Behind our farmhouse, wild geraniums grow like spiny creatures from the walls that edge the track. In the wind they have lost some of their crimson pink petals. Those that fell a while ago have dried to a deep mauve, a withered reflection of their former selves above them.
I stand and look out across our farmland, where the cows lay in the morning sun and the ponies graze.
Scilly is so quiet at the moment, an almost deafening hush. No planes, no boats, no chattering visitors striding along. Only the sounds of nature and the occasional gentle human movement. A tap tap, snap snap sounds draws my eye to a speckled-bellied thrush as he devours a snail for breakfast.
The recent rain has created a world of lush and vigorous spring growth. As I walk the field edges around the tracks of our farm, the vibrant sunshine casts deep, succulent shadows, damp and cool. Moving from light to dark to light, my eyes struggle to adjust to such opposing ends of the spectrum.
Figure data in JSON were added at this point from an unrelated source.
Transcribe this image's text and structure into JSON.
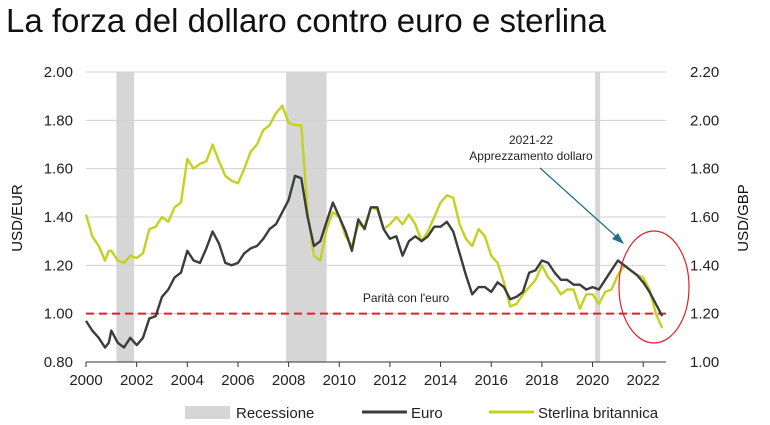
{
  "chart_data": {
    "type": "line",
    "title": "La forza del dollaro contro euro e sterlina",
    "y_left_label": "USD/EUR",
    "y_right_label": "USD/GBP",
    "y_left_range": [
      0.8,
      2.0
    ],
    "y_right_range": [
      1.0,
      2.2
    ],
    "y_left_ticks": [
      "0.80",
      "1.00",
      "1.20",
      "1.40",
      "1.60",
      "1.80",
      "2.00"
    ],
    "y_right_ticks": [
      "1.00",
      "1.20",
      "1.40",
      "1.60",
      "1.80",
      "2.00",
      "2.20"
    ],
    "x_range": [
      2000,
      2022.9
    ],
    "x_ticks": [
      "2000",
      "2002",
      "2004",
      "2006",
      "2008",
      "2010",
      "2012",
      "2014",
      "2016",
      "2018",
      "2020",
      "2022"
    ],
    "grid": true,
    "recessions": [
      [
        2001.2,
        2001.9
      ],
      [
        2007.9,
        2009.5
      ],
      [
        2020.1,
        2020.3
      ]
    ],
    "reference_line": {
      "axis": "left",
      "value": 1.0,
      "label": "Parità con l'euro",
      "color": "#e0202a"
    },
    "annotation": {
      "lines": [
        "2021-22",
        "Apprezzamento dollaro"
      ]
    },
    "series": [
      {
        "name": "Euro",
        "axis": "left",
        "color": "#3a3d3c",
        "x": [
          2000.0,
          2000.25,
          2000.5,
          2000.75,
          2000.9,
          2001.0,
          2001.25,
          2001.5,
          2001.75,
          2002.0,
          2002.25,
          2002.5,
          2002.75,
          2003.0,
          2003.25,
          2003.5,
          2003.75,
          2004.0,
          2004.25,
          2004.5,
          2004.75,
          2005.0,
          2005.25,
          2005.5,
          2005.75,
          2006.0,
          2006.25,
          2006.5,
          2006.75,
          2007.0,
          2007.25,
          2007.5,
          2007.75,
          2008.0,
          2008.25,
          2008.5,
          2008.75,
          2009.0,
          2009.25,
          2009.5,
          2009.75,
          2010.0,
          2010.25,
          2010.5,
          2010.75,
          2011.0,
          2011.25,
          2011.5,
          2011.75,
          2012.0,
          2012.25,
          2012.5,
          2012.75,
          2013.0,
          2013.25,
          2013.5,
          2013.75,
          2014.0,
          2014.25,
          2014.5,
          2014.75,
          2015.0,
          2015.25,
          2015.5,
          2015.75,
          2016.0,
          2016.25,
          2016.5,
          2016.75,
          2017.0,
          2017.25,
          2017.5,
          2017.75,
          2018.0,
          2018.25,
          2018.5,
          2018.75,
          2019.0,
          2019.25,
          2019.5,
          2019.75,
          2020.0,
          2020.25,
          2020.5,
          2020.75,
          2021.0,
          2021.25,
          2021.5,
          2021.75,
          2022.0,
          2022.25,
          2022.5,
          2022.75
        ],
        "values": [
          0.97,
          0.93,
          0.9,
          0.86,
          0.88,
          0.93,
          0.88,
          0.86,
          0.9,
          0.87,
          0.9,
          0.98,
          0.99,
          1.07,
          1.1,
          1.15,
          1.17,
          1.26,
          1.22,
          1.21,
          1.27,
          1.34,
          1.29,
          1.21,
          1.2,
          1.21,
          1.25,
          1.27,
          1.28,
          1.31,
          1.35,
          1.37,
          1.42,
          1.47,
          1.57,
          1.56,
          1.4,
          1.28,
          1.3,
          1.38,
          1.46,
          1.4,
          1.34,
          1.26,
          1.39,
          1.35,
          1.44,
          1.44,
          1.35,
          1.31,
          1.32,
          1.24,
          1.3,
          1.32,
          1.3,
          1.32,
          1.36,
          1.36,
          1.38,
          1.34,
          1.25,
          1.16,
          1.08,
          1.11,
          1.11,
          1.09,
          1.13,
          1.11,
          1.06,
          1.07,
          1.09,
          1.17,
          1.18,
          1.22,
          1.21,
          1.17,
          1.14,
          1.14,
          1.12,
          1.12,
          1.1,
          1.11,
          1.1,
          1.14,
          1.18,
          1.22,
          1.2,
          1.18,
          1.16,
          1.13,
          1.09,
          1.04,
          0.99
        ]
      },
      {
        "name": "Sterlina britannica",
        "axis": "right",
        "color": "#c5d11f",
        "x": [
          2000.0,
          2000.25,
          2000.5,
          2000.75,
          2000.9,
          2001.0,
          2001.25,
          2001.5,
          2001.75,
          2002.0,
          2002.25,
          2002.5,
          2002.75,
          2003.0,
          2003.25,
          2003.5,
          2003.75,
          2004.0,
          2004.25,
          2004.5,
          2004.75,
          2005.0,
          2005.25,
          2005.5,
          2005.75,
          2006.0,
          2006.25,
          2006.5,
          2006.75,
          2007.0,
          2007.25,
          2007.5,
          2007.75,
          2008.0,
          2008.25,
          2008.5,
          2008.75,
          2009.0,
          2009.25,
          2009.5,
          2009.75,
          2010.0,
          2010.25,
          2010.5,
          2010.75,
          2011.0,
          2011.25,
          2011.5,
          2011.75,
          2012.0,
          2012.25,
          2012.5,
          2012.75,
          2013.0,
          2013.25,
          2013.5,
          2013.75,
          2014.0,
          2014.25,
          2014.5,
          2014.75,
          2015.0,
          2015.25,
          2015.5,
          2015.75,
          2016.0,
          2016.25,
          2016.5,
          2016.75,
          2017.0,
          2017.25,
          2017.5,
          2017.75,
          2018.0,
          2018.25,
          2018.5,
          2018.75,
          2019.0,
          2019.25,
          2019.5,
          2019.75,
          2020.0,
          2020.25,
          2020.5,
          2020.75,
          2021.0,
          2021.25,
          2021.5,
          2021.75,
          2022.0,
          2022.25,
          2022.5,
          2022.75
        ],
        "values": [
          1.61,
          1.52,
          1.48,
          1.42,
          1.46,
          1.46,
          1.42,
          1.41,
          1.44,
          1.43,
          1.45,
          1.55,
          1.56,
          1.6,
          1.58,
          1.64,
          1.66,
          1.84,
          1.8,
          1.82,
          1.83,
          1.9,
          1.83,
          1.77,
          1.75,
          1.74,
          1.8,
          1.87,
          1.9,
          1.96,
          1.98,
          2.03,
          2.06,
          1.99,
          1.98,
          1.98,
          1.62,
          1.44,
          1.42,
          1.55,
          1.62,
          1.6,
          1.52,
          1.48,
          1.57,
          1.56,
          1.64,
          1.63,
          1.55,
          1.57,
          1.6,
          1.57,
          1.61,
          1.57,
          1.5,
          1.54,
          1.6,
          1.66,
          1.69,
          1.68,
          1.57,
          1.51,
          1.48,
          1.55,
          1.52,
          1.44,
          1.41,
          1.33,
          1.23,
          1.24,
          1.28,
          1.31,
          1.34,
          1.4,
          1.35,
          1.32,
          1.28,
          1.3,
          1.3,
          1.22,
          1.28,
          1.28,
          1.24,
          1.29,
          1.3,
          1.36,
          1.4,
          1.38,
          1.36,
          1.35,
          1.3,
          1.2,
          1.14
        ]
      }
    ]
  },
  "legend": {
    "recession": "Recessione",
    "euro": "Euro",
    "gbp": "Sterlina britannica"
  },
  "colors": {
    "recession": "#d6d6d6",
    "grid": "#d0d0d0",
    "highlight_circle": "#e0202a",
    "arrow": "#1f6f88"
  }
}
Ferns grow bolt upright, green and tall, proudly unfurling young spiral foliage.
May is so full of spring colour and fresh new life, it gives your day a joyful, optimism. The dancing bells of blue and white, the red campion and whistling jacks bring bursts of spring. May Day is normally a big celebration on Scilly. The school children dress up, dance the maypole, perform speeches and poems and we all eat cake. It has to be different this year, but so many islanders have celebrated May Day in their own way, with all the love of nature, new life and regrowth that it remembers, which feels even more poignant his year.
Our teddies helped us with the dancing this year.
My swim this morning was a fresh and invigorating one. The green sea felt alive. Bristling with energy as it slapped itself onto the sand and rocks in bubbling glassy foam.
Every colour was crisp and bright. The sea was persistant in its enchroach upon the beach. The lifeless twisted heaps of thongweed, oyster thief and sea lettuce awaited the water to lift and swirl them back into being; to dance a frantic ballet in the swell.
Dark sea moves like great whales beneath the clouds that cast their shifting shadows.
As I swim along the shoreline, two oyster catchers stand, feet in the lacy white tideline. One with orange beak tucked under cloak-like black wing, the other alert like a sentinel on lookout. I must have swum too close as they both lift up in synconised flight, pewing their echoing call. Flashes of black and white skimming the green sea.